校長が一人一人に、銀色の賞状を渡している。北上はその時のことをあまりよく覚えていない。緊張のせいもあったが、原因はもっとほかにあった。学校に来る途中、空は雲ひとつない綺麗な青空だった。風もあまりない、穏やかな天気だった。
卒業証書の授与が終了し、謝恩会が始まった。後輩たちによる送る言葉や、各部活のパフォーマンスなど様々な出し物があり会場全体が盛り上がった。まるで学園祭のようだ。演技中の暗がりに北上は、ひとりで寂しそうに舞台を見つめている美雪を見つけた。
永戸達(もちろんその中に初春もいる)は北上を尾行し続けていた。
北上は、一瞬迷ったものの彼女のものさびしそうな雰囲気にいたたまれなくなり、薄暗いなか彼女の手をとって走り出した。暗闇の中でいきなり手を掴まれたのにびっくりした上、とっさのことだったので無抵抗についてきた。北上は彼女を中庭まで引っ張った。全員が体育館にいるため、校舎には人の気配が全くなかった。体育館の籠った空気で火照った体に当たるそよ風が心地よい。
「あ、あの 北上君。何でここに連れてきたの?」美雪はわけがわからないという表情でおろおろしている。永戸達は、中庭へと続く曲がり角の所で盗み見ている。
「やっぱあいつ、賭けに負けてもないのにコクろうとしてるぜ」と三隅。
「そりゃ、俺らのあれはお飾りみたいなもんであいつを本気にさせるのが目的なんだから当たり前だろ」と漆瀬。
「おい、お前らもうちょいひっこめばれたらどうすんだよ!」永戸が注意をする。
「あ!ちょっとあんた達、あれ!」と初春が中庭のほうを指さす。
「えーと まぁちょこっと話がしたくてさ」北上は恥ずかしさと、緊張で美雪のことをまっすぐ見れない、視線をそらしたままで話す。

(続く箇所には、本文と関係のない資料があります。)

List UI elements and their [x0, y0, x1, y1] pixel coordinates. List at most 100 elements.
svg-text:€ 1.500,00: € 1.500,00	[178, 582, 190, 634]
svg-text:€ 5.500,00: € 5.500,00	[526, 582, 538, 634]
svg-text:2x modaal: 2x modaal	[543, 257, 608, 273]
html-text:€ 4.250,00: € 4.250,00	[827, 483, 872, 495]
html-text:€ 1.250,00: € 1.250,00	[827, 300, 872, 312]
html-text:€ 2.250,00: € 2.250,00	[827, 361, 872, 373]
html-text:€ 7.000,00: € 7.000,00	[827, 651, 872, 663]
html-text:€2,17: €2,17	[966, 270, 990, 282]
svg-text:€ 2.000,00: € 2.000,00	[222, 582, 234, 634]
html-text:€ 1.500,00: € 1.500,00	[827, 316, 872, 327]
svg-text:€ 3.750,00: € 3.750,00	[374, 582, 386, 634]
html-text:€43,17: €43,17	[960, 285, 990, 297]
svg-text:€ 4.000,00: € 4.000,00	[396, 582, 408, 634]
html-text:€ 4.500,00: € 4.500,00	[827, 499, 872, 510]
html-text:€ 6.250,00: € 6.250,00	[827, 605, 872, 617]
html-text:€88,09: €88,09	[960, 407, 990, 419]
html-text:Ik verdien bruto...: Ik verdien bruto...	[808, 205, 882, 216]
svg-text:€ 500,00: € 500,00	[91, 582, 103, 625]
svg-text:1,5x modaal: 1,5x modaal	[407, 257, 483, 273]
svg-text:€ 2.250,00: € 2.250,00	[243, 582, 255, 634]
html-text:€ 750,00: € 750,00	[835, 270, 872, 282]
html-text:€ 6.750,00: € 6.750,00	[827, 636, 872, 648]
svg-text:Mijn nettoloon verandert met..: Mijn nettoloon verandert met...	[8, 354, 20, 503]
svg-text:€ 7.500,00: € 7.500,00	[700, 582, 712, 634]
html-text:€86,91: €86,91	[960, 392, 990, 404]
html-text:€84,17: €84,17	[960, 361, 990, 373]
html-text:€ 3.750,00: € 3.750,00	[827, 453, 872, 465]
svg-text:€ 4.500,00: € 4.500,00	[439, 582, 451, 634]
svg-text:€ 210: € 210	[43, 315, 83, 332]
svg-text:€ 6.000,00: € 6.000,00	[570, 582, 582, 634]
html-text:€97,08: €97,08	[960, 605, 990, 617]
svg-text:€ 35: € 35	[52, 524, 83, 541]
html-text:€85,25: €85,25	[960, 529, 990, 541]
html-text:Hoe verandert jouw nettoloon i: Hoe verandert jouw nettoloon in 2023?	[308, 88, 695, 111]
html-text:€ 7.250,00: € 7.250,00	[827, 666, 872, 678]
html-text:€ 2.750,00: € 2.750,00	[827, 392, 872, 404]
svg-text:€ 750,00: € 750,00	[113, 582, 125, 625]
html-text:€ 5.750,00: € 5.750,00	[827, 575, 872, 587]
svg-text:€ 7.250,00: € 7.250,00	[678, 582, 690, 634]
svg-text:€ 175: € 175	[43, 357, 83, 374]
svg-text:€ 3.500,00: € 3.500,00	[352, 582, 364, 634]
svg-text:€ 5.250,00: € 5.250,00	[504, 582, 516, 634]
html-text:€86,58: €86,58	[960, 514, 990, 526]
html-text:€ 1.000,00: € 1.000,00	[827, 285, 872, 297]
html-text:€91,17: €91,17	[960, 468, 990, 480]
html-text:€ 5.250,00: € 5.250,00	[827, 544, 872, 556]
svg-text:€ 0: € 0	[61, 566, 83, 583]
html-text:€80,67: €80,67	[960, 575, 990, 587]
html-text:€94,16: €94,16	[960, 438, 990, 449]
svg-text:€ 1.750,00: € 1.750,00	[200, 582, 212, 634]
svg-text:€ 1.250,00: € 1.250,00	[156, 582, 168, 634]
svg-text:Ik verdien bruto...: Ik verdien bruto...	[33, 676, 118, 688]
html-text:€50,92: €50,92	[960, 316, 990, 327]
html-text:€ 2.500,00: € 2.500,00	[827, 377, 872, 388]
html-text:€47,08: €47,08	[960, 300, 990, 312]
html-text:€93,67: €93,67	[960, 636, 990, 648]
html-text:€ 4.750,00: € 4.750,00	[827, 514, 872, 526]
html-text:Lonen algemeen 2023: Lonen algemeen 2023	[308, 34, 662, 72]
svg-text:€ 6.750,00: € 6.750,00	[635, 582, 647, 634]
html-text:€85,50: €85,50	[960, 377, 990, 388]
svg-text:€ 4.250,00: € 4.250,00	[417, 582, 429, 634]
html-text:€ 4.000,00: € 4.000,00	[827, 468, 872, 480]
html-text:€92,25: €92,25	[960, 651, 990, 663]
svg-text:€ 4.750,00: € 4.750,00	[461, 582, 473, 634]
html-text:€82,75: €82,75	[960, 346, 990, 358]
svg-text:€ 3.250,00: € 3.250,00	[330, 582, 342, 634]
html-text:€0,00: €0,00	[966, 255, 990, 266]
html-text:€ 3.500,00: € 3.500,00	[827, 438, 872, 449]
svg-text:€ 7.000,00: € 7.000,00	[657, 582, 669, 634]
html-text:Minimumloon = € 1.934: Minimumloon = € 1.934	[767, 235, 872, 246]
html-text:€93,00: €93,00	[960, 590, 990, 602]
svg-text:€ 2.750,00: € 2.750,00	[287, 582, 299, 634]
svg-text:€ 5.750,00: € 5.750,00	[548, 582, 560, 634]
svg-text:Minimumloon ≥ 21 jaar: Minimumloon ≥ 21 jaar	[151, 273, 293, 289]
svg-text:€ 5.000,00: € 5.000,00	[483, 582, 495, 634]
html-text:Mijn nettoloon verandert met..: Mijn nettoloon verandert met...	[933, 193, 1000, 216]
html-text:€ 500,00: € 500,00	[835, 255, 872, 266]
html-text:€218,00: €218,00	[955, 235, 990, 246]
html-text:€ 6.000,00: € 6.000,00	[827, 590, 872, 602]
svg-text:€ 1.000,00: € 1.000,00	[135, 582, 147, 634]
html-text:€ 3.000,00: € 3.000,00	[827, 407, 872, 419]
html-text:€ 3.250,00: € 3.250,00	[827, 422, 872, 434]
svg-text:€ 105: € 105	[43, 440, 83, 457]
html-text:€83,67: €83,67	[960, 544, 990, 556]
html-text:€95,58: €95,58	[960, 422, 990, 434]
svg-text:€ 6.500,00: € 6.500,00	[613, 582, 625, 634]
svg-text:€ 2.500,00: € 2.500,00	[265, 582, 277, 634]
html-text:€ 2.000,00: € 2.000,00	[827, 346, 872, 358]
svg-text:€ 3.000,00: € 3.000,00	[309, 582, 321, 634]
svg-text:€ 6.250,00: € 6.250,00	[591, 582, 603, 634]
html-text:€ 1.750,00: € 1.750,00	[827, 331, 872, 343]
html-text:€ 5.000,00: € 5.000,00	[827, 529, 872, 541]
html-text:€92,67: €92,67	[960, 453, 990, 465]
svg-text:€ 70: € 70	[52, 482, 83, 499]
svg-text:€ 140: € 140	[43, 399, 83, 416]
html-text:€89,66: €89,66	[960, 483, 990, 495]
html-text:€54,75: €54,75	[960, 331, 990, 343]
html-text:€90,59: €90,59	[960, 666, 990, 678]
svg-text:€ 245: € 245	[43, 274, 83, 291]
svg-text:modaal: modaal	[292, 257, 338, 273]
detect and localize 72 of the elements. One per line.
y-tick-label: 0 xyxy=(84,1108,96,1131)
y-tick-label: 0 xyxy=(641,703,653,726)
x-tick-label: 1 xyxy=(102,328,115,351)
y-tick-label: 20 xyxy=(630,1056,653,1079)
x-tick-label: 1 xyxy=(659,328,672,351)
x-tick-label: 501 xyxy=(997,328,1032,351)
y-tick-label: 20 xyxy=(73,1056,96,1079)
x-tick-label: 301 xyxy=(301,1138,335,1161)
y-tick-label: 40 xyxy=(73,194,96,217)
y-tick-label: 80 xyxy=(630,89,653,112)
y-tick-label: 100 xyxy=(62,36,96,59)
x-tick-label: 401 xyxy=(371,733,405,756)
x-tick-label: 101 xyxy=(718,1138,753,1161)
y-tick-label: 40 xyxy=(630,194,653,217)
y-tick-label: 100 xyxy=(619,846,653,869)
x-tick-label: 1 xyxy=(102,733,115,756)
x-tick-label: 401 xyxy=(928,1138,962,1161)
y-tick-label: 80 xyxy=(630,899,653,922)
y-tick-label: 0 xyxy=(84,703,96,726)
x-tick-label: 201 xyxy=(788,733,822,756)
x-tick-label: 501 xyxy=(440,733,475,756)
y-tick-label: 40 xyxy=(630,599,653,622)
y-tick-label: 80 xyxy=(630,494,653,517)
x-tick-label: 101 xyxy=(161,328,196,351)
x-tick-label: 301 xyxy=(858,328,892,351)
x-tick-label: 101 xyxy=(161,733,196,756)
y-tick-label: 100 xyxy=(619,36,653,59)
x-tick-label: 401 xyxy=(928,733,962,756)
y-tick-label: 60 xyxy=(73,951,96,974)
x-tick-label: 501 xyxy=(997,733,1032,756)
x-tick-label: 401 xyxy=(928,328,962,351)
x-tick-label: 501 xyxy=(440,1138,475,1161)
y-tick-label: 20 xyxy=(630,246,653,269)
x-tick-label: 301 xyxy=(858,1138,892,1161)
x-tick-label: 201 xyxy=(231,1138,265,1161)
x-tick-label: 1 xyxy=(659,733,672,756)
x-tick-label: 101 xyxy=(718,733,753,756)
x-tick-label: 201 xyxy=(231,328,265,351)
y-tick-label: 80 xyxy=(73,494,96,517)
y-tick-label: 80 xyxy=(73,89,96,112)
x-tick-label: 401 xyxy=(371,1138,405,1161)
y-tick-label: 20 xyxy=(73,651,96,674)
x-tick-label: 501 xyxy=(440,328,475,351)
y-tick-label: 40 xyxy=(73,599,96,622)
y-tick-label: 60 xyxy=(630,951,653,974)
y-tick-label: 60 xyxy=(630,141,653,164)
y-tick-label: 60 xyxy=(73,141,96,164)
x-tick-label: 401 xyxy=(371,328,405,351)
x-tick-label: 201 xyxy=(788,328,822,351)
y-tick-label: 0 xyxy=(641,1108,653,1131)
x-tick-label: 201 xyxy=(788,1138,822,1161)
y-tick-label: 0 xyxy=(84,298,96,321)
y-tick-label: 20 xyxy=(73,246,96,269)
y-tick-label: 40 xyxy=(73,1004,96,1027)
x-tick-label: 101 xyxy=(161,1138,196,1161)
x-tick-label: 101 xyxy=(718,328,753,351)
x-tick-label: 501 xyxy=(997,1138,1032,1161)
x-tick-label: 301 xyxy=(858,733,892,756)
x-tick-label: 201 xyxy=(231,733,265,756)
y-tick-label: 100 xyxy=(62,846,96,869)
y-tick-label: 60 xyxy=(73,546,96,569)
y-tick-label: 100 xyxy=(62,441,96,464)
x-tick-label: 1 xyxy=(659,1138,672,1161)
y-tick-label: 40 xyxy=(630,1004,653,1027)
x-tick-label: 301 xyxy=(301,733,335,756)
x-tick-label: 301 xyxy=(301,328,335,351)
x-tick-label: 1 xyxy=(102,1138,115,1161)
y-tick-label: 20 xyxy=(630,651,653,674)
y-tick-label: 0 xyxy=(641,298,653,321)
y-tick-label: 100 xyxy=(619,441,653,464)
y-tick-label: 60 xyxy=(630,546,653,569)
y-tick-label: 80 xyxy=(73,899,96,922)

「話って?」首を少しがかしげると、サラサラした髪の毛が肩から滑り落ちる。
しばらく無言の状態が続き、二人の間を風が通ってゆく。
「お、俺さチョコレートが大好きなんだ。もうめちゃくちゃ好きなんだ。許されるんなら、いつでも食べていたいくらいだ。まぁ、それで、なにが、言いたいかというとな…」
ここでまたしばしの沈黙。こんどは二人の間に風は吹かなかった。
「俺がチョコレートを好きなのと一緒で、名執が好きなんだ!名執美雪っていう人が好きなんだ。俺の、チョコ好きはこれからも変わることがないと思う、なにより変わるきっかけがない。それとおんなじで、おれは美雪!お前のことが好きだ」力説したのち、北上は自分の行ってることが心の中でリピートされてるのに気付き、そのセリフの品のなさに死にたくなった。そして告白された美雪はというと、ポカン状態で北上の事を見ていた。唐突のことで、状況整理を行っているのだろう。しばらくして、美雪の顔がカァァァァと真っ赤になった。そしてぶるぶるしだした。その姿を見て、北上は怒らせてしまったと思いあたふたするばかりだった。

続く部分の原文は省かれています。